/mortar-demo

Demo showing 2 web services build with http://github.com/go-masonry/mortar

Primary LanguageGoMIT LicenseMIT

Mortar Demo

There are 2 services in this repository, clone it and follow the instructions on how to run it below.

Running the demo

Docker

Before you run either Workshop/Sub Workshop services it is advised to run docker-compose first.

Open a shell, change directory to mortar-demo/docker now run the following

docker-compose up

This should bring up the following services

Workshop/Sub Workshop

  • Workshop

    Open a shell, change your directory to mortar-demo/workshop and run the following

    make run
  • Sub Workshop

    Open a shell, change your directory to mortar-demo/subworkshop and run the following

    make run

Now you should have Workshop and Sub Workshop services running.
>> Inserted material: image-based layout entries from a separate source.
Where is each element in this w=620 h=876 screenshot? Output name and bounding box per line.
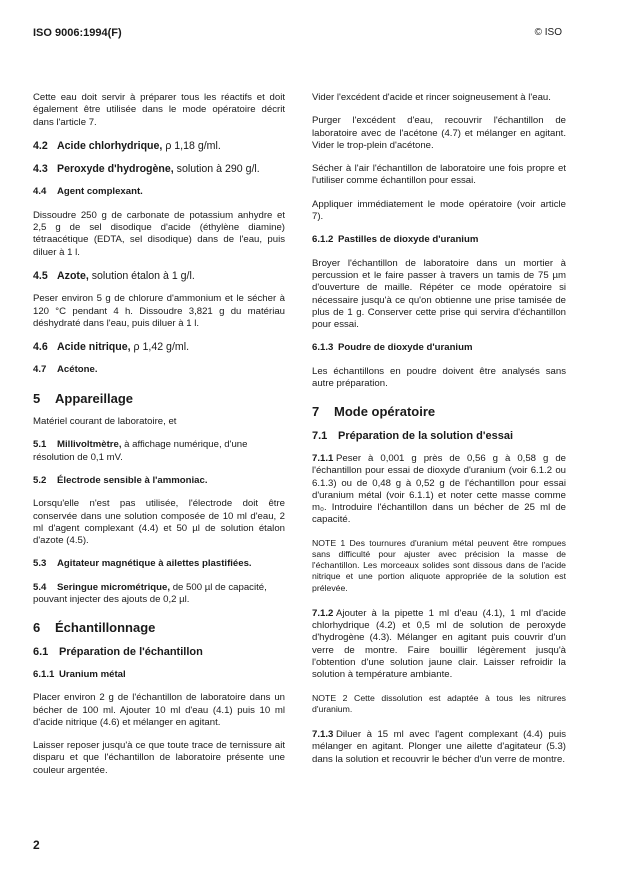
- section-6-1-2-text: Broyer l'échantillon de laboratoire dans un mortier à percussion et le faire passer à travers un tamis de 75 µm d'ouverture de maille. Répéter ce mode opératoire si nécessaire jusqu'à ce qu'on obtienne une prise tamisée de plus de 1 g. Conserver cette prise qui servira d'échantillon pour essai.: [312, 257, 566, 331]
- clause-5-1: 5.1 Millivoltmètre, à affichage numérique, d'une résolution de 0,1 mV.: [33, 439, 248, 463]
- section-6-1-2-heading: 6.1.2 Pastilles de dioxyde d'uranium: [312, 234, 479, 246]
- header-standard-id: ISO 9006:1994(F): [33, 27, 122, 39]
- section-6-1-1-p1: Placer environ 2 g de l'échantillon de laboratoire dans un bécher de 100 ml. Ajouter 10 ml d'eau (4.1) puis 10 ml d'acide nitrique (4.6) et mélanger en agitant.: [33, 692, 285, 728]
- right-column: [312, 92, 566, 777]
- section-6-1-3-heading: 6.1.3 Poudre de dioxyde d'uranium: [312, 342, 473, 354]
- clause-5-4: 5.4 Seringue micrométrique, de 500 µl de capacité, pouvant injecter des ajouts de 0,2 µl.: [33, 581, 267, 606]
- note-2: NOTE 2 Cette dissolution est adaptée à tous les nitrures d'uranium.: [312, 692, 566, 714]
- section-7-1-2: 7.1.2 Ajouter à la pipette 1 ml d'eau (4.1), 1 ml d'acide chlorhydrique (4.2) et 0,5 ml de solution de peroxyde d'hydrogène (4.3). Mélanger en agitant puis couvrir d'un verre de montre. Faire bouillir légèrement jusqu'à l'obtention d'une solution jaune clair. Laisser refroidir la solution à température ambiante.: [312, 607, 566, 681]
- page-number: 2: [33, 838, 40, 852]
- clause-4-4: 4.4 Agent complexant.: [33, 186, 143, 198]
- clause-4-2: 4.2 Acide chlorhydrique, ρ 1,18 g/ml.: [33, 139, 221, 152]
- left-column: [33, 92, 285, 788]
- section-7-1-heading: 7.1 Préparation de la solution d'essai: [312, 429, 513, 442]
- clause-4-5-text: Peser environ 5 g de chlorure d'ammonium et le sécher à 120 °C pendant 4 h. Dissoudre 3,821 g du matériau déshydraté dans l'eau, puis diluer à 1 l.: [33, 293, 285, 329]
- section-6-1-3-text: Les échantillons en poudre doivent être analysés sans autre préparation.: [312, 365, 566, 390]
- apply-paragraph: Appliquer immédiatement le mode opératoire (voir article 7).: [312, 198, 566, 223]
- clause-5-2-text: Lorsqu'elle n'est pas utilisée, l'électrode doit être conservée dans une solution composée de 10 ml d'eau, 2 ml d'agent complexant (4.4) et 50 µl de solution étalon d'azote (4.5).: [33, 498, 285, 547]
- rinse-paragraph: Vider l'excédent d'acide et rincer soigneusement à l'eau.: [312, 92, 551, 103]
- section-6-1-1-p2: Laisser reposer jusqu'à ce que toute trace de ternissure ait disparu et que l'échantillon de laboratoire présente une couleur argentée.: [33, 740, 285, 776]
- section-5-intro: Matériel courant de laboratoire, et: [33, 416, 177, 428]
- intro-paragraph: Cette eau doit servir à préparer tous les réactifs et doit également être utilisée dans le mode opératoire décrit dans l'article 7.: [33, 92, 285, 128]
- clause-4-6: 4.6 Acide nitrique, ρ 1,42 g/ml.: [33, 341, 190, 354]
- acetone-paragraph: Purger l'excédent d'eau, recouvrir l'échantillon de laboratoire avec de l'acétone (4.7) et mélanger en agitant. Vider le trop-plein d'acétone.: [312, 115, 566, 151]
- header-copyright: © ISO: [534, 27, 562, 38]
- dry-paragraph: Sécher à l'air l'échantillon de laboratoire une fois propre et l'utiliser comme échantillon pour essai.: [312, 163, 566, 187]
- clause-5-3: 5.3 Agitateur magnétique à ailettes plastifiées.: [33, 558, 252, 570]
- section-5-heading: 5 Appareillage: [33, 390, 134, 406]
- clause-4-7: 4.7 Acétone.: [33, 364, 98, 376]
- section-6-1-heading: 6.1 Préparation de l'échantillon: [33, 645, 203, 658]
- section-6-heading: 6 Échantillonnage: [33, 620, 156, 636]
- clause-4-4-text: Dissoudre 250 g de carbonate de potassium anhydre et 2,5 g de sel disodique d'acide (éthylène diamine) tétraacétique (EDTA, sel disodique) dans de l'eau, puis diluer à 1 l.: [33, 209, 285, 258]
- clause-4-3: 4.3 Peroxyde d'hydrogène, solution à 290 g/l.: [33, 163, 260, 176]
- section-7-1-1: 7.1.1 Peser à 0,001 g près de 0,56 g à 0,58 g de l'échantillon pour essai de dioxyde d'uranium (voir 6.1.2 ou 6.1.3) ou de 0,48 g à 0,52 g de l'échantillon pour essai d'uranium métal (voir 6.1.1) et noter cette masse comme m₀. Introduire l'échantillon dans un bécher de 25 ml de capacité.: [312, 452, 566, 526]
- section-6-1-1-heading: 6.1.1 Uranium métal: [33, 668, 126, 680]
- clause-4-5: 4.5 Azote, solution étalon à 1 g/l.: [33, 269, 195, 282]
- section-7-heading: 7 Mode opératoire: [312, 404, 436, 420]
- note-1: NOTE 1 Des tournures d'uranium métal peuvent être rompues sans difficulté pour ajuster avec précision la masse de l'échantillon. Les morceaux solides sont dissous dans de l'acide nitrique et une portion aliquote appropriée de la solution est prélevée.: [312, 537, 566, 593]
- clause-5-2: 5.2 Électrode sensible à l'ammoniac.: [33, 474, 208, 486]
- section-7-1-3: 7.1.3 Diluer à 15 ml avec l'agent complexant (4.4) puis mélanger en agitant. Plonger une ailette d'agitateur (5.3) dans la solution et recouvrir le bécher d'un verre de montre.: [312, 728, 566, 765]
It's time to execute different HTTP calls.

HTTP Calls to Workshop service http://localhost:5381/v1/workshop

  • Register a new car

    curl -X "POST" "http://localhost:5381/v1/workshop/cars" \
      -H 'Content-Type: application/json; charset=utf-8' \
      -d $'{
    "number": "ABCD4248",
    "owner": "Mr. Smith",
    "body_style": "SEDAN",
    "color": "red"
    }'
  • Paint ABCD4248 Car

    curl -X "PUT" "http://localhost:5381/v1/workshop/cars/ABCD4248/paint" \
         -H 'Content-Type: application/json; charset=utf-8' \
         -d $'{
      "desired_color": "green"
    }'

So what's there to see...

  • You can see the logs of each service [Workshop/Sub Workshop] in their respective shells.

    A lot of implicit information injected to the log entry [error, git-hash, trace-info, app, host]

    w.deps.Logger.WithError(err).Debug(ctx, "sending car to be painted") // Line 56

    logs

  • Jaeger can show you all the requests you've made including how they traveled if any to a remote services.

    jaeger

  • Prometheus/Grafana can be used to visualise different metrics that are recorded implicitly or explicitly.

    counter := w.deps.Metrics.WithTags(monitor.Tags{
            "color": request.GetDesiredColor(),
            "success" : fmt.Sprintf("%t", err == nil),
           }).Counter("paint_desired_color", "New paint color for car")
    
    counter.Inc()

    grafana

Services

Workshop is used as a "front" to accept cars, requests for paint, etc.

There is one special request which is actually a proxy to Sub Workshop service. In this case we are calling Sub Workshop using *http.Client a.k.a REST. This request really shows how different middleware/interceptors help you achieve great visibility.

  • Open-Tracing is used to report how request is traveling between different services
  • Logs implicitly inject Trace information, so you can later aggregate all the logs from different services related to a particular request.
  • Metrics used to count different application insights (What 'color' is most popular)

All this is achieved mostly implicitly by using multiple middleware/interceptors.

Sub Workshop is here to serve as a remote service call.

This service only accepts one request - SubPaintCarRequest.

rpc PaintCar(SubPaintCarRequest) returns (google.protobuf.Empty) {
    option (google.api.http) = {
      post: "/v1/subworkshop/paint"
      body: "*"
    };
}

As part of its logic it will callback our Workshop service using gRPC.

This will complete our request cycle. You can see the entire Trace using Jaeger UI.